One way to solve 2. would be to change links based on earlier interaction server-side. So instead of [a/, b/], the requests would be [a/, a.b/] IMO, this should be legal, but might not under strict interpretation of the law.

3 comments

Sounds like the early days of the web, when cookies weren’t widely used.

User sessions were created with a URL query parameter, like `?sessionid=`, and every page would pick up the sessionid and include it in every link on the page.
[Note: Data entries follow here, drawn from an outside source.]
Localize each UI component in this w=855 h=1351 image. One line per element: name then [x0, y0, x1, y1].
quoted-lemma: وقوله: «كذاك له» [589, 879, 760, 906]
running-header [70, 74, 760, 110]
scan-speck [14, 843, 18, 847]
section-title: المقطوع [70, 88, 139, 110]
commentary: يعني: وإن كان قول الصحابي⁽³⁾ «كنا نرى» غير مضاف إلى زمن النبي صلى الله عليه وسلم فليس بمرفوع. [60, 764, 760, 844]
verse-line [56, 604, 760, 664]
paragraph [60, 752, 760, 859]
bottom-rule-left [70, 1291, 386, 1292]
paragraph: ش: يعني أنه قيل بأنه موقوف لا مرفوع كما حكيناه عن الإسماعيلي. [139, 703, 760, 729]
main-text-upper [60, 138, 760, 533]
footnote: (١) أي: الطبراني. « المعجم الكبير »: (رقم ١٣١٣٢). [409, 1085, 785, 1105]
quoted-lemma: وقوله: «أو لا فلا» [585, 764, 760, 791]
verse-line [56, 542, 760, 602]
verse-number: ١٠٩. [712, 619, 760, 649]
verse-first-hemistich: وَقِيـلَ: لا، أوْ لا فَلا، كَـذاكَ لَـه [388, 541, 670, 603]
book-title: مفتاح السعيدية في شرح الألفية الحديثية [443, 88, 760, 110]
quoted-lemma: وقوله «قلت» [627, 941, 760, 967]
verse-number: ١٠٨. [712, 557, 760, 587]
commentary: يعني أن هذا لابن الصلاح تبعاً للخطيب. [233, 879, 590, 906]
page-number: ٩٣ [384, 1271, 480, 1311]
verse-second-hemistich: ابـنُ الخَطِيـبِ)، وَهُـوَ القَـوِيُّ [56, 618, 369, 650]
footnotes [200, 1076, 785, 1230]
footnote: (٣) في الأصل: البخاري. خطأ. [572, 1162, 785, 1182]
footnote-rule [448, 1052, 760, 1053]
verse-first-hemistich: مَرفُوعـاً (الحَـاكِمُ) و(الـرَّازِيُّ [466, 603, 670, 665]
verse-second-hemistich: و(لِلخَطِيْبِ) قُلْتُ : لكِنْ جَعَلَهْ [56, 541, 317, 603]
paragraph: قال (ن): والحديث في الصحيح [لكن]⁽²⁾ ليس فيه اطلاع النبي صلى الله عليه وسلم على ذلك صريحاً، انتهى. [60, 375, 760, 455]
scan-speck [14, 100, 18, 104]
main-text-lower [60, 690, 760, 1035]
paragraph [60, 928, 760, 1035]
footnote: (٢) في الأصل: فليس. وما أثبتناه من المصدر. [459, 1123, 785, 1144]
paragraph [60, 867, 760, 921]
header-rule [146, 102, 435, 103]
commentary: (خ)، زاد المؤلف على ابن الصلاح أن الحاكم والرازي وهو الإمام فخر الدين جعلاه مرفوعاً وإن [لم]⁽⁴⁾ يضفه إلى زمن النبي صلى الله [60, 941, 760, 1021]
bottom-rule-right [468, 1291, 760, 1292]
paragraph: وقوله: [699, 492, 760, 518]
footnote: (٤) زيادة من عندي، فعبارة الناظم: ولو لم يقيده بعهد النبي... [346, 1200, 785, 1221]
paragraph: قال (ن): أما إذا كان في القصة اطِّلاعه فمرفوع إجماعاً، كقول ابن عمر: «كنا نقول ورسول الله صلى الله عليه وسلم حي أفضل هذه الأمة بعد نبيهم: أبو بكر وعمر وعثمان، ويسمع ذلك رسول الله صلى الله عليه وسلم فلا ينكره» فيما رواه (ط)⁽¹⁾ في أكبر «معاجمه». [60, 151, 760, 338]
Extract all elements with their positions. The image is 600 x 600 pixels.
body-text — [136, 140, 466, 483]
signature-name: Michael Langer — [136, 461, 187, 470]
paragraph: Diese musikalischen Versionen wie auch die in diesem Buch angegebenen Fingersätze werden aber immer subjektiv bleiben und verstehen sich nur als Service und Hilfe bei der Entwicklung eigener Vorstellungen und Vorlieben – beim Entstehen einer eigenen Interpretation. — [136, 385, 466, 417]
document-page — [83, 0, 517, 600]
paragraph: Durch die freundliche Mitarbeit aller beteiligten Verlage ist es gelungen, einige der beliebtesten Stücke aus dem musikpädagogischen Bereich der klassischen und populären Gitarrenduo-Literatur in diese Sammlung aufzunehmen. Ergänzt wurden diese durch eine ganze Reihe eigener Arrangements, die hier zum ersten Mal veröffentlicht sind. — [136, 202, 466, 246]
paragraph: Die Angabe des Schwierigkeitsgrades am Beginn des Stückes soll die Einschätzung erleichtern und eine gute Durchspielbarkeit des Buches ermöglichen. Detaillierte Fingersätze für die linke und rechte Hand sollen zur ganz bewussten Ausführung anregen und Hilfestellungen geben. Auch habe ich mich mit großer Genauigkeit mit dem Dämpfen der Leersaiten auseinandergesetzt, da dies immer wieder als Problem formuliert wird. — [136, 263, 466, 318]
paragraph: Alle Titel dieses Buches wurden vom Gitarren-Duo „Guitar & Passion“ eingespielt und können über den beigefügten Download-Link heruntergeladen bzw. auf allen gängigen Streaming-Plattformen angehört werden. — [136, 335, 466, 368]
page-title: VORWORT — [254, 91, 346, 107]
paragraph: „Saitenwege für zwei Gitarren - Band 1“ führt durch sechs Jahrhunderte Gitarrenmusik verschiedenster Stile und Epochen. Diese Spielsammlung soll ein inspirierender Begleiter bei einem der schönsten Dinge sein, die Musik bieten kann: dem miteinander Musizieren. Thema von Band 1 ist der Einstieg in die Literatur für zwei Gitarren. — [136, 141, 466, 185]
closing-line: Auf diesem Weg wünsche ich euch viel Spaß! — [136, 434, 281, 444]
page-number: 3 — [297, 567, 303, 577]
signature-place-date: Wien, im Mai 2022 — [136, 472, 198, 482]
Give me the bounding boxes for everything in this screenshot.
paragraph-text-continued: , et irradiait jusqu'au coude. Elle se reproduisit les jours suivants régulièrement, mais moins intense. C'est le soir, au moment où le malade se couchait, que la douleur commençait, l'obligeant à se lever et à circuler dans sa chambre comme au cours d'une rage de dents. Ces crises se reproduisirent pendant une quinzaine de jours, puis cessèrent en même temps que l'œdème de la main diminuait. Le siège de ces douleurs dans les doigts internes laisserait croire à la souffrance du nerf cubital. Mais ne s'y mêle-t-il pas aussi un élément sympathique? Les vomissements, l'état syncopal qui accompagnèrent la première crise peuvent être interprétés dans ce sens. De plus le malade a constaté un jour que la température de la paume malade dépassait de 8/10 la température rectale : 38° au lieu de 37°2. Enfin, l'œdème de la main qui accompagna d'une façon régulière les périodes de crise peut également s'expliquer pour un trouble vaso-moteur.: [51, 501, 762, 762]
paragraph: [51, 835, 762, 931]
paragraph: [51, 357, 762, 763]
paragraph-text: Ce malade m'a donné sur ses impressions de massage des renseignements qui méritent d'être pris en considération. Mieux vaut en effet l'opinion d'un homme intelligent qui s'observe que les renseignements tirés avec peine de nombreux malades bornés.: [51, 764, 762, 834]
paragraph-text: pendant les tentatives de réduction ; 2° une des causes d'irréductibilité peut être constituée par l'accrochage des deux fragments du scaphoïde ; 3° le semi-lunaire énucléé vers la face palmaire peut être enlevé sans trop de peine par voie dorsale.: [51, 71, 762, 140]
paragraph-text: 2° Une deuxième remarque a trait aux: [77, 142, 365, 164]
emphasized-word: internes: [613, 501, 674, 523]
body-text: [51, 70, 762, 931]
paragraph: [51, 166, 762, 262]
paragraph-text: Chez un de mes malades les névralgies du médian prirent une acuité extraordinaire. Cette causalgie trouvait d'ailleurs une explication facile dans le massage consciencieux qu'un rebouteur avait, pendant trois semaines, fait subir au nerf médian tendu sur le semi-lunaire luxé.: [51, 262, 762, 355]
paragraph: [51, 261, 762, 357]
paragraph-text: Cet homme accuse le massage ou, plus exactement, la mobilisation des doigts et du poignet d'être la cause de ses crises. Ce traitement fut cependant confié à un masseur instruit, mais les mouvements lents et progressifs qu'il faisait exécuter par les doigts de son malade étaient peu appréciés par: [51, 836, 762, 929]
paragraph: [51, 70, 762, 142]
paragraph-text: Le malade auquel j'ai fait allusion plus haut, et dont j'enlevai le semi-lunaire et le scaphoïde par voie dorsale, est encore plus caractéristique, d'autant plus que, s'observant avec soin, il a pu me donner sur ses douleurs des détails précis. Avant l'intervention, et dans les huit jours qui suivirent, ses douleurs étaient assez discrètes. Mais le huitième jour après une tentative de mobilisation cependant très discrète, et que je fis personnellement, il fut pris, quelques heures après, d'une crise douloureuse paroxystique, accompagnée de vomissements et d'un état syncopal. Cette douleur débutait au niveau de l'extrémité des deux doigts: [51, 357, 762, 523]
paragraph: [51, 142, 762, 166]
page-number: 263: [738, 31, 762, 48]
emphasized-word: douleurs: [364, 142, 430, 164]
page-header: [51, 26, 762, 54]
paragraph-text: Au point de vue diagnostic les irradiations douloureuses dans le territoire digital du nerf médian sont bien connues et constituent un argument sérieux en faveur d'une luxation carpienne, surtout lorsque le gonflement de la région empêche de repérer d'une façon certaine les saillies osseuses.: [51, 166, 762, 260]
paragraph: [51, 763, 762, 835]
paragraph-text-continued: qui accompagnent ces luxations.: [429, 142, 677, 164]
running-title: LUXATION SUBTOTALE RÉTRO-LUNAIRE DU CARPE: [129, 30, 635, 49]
That is just cookies. What GP was suggesting was a history trail, not a session id.
You can turn on the referrer header for same site, however I suspect the author would argue that this would be contrary to GDPR. There is also the ping attribute on links, but again, if we accept the author's premise...
There's a distinction between first-party data and third-party data. You can view your own server logs - but sending over user data to a service like Google Analytics is what is regulated.
No it's not. Nowhere in the ePrivacy Directive do they specify anything about first- vs third-party data.
It's not explicit in the directive, but it is right there in the working docs so it's pretty clearly a principle:

> the Working Party considers that first party analytics cookies are not likely to create a privacy risk when they are strictly limited to first party aggregated statistical purposes and when they are used by websites that already provide clear information about these cookies in their privacy policy as well as adequate privacy safeguards.

You left out the context of your quote[0], where the Working Party explicitly states that first party analytics are not exempt from Article 5.3. Your quote leads up to their opinion that they _wish_ it was exempt, since it represents little privacy risk, but that it would require the article to be re-visited.